In D2 golf, West Florida was the best regular season team with a scoring average among their top 4 of 70.75. For Women the best team, as well as eventual National Champions, was Indianapolis with a scoring average of 73.45 among their top 4. The 25th team in D2 Men’s Golf had an average among their top 4 of 73.47 and for women the number was 77.03. The 50th ranked team for Men averaged 294.7 as a team (73.675 per player), while the 50th women’s team averaged 322.3 (80.5 per player).

For D3 golf, the best men’s team was Methodist. Their top 4 averaged 73, while the top 4 for the best women’s team averaged 75.32. The 25th best men’s team top 4 averaged 74.96 and the top 4 for the 25th ranked women’s team averaged 81.37. The 50th ranked men’s team averaged 302.4 as a team (75.6 per player).

In the NAIA, the best men’s team top 4 averaged 71.64, while in women’s golf the number was 75.32. The 25th best men’s team averaged 73.13, while the 25th best women’s number was 78.53.

Now let’s consider where you fit.
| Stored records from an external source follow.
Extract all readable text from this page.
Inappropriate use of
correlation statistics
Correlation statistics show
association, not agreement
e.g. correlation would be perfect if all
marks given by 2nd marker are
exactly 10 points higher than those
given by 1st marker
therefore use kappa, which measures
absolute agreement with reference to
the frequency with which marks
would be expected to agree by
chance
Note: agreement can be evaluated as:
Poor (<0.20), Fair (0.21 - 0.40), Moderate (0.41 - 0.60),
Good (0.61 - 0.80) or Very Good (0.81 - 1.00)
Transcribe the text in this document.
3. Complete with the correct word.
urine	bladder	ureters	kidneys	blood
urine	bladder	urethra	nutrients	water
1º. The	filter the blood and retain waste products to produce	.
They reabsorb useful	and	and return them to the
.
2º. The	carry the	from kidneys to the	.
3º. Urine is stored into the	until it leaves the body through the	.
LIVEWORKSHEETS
Many students reading this article will have a ranking on Junior Golf Scoreboard. One aspect of the ranking is your scoring differential*. Look that number up. Once you have it, add approximately 1 shot. Why 1? For lots of reasons, including college golf is likely harder, for many reasons not limited to having to balance school and golf, courses are less familiar, there can be more travel and you are often playing 72 holes over three grueling days.

*Editor's note: Scoring differential is defined by the JGS as follows: For the 75 percent of the player's rounds that are his/her lowest scores, a player's average score is compared to the USGA rating of the courses they played (65 percent weight).

Based on the competitive nature of college golf, most teams ranked within the top 30% of D1, 20% of D2 and 5% of D3 and NAIA will likely require a scoring differential of 1 or better to even become a candidate since the data suggests that they need players who in college can average 73 or better (at worst). When considering allotting their scholarships, coaches are going to strongly consider your ability to contribute “countable rounds” -- the likelihood and how often will your score count. When coaches think you will count at least 75% of the time is when they are most likely to make substantial offers.

Obviously not everyone reading this article has a scoring differential of 1 or better. This does not mean that you cannot play college golf, nor does it mean that you cannot get a scholarship. The data suggests that as schools move towards the mean, they become less interested in pure golf results and more interested in the players “fit”; that is how they will represent the school and preform academically, as well as shoot scores that can contribute to the team’s ability to finish within the top 3 at their conference tournament.

Players with higher scoring differentials should certainly be concerned about their golf, but it is likely that the most appealing thing they can do is earn good grades and high test scores. Since approximately 50% of programs at every level don’t have full scholarship allotments, they often rely on academic money to package intriguing financial packages to attract prospective student athletes.

For girls, the range is much greater. Likely girls with scoring differentials of 4 or better are going to get significant attention, but it is likely that anyone with a scoring differential of 6 or better has a chance to not only get a large scholarship, but likely one that will come at the Division 1 level. Again, for female perspective student athletes with scoring differentials above 6, don’t worry, there are lots of opportunities, however like your male counterparts make sure to get the best grades and test scores possible. They are likely to help and save you thousands of dollars!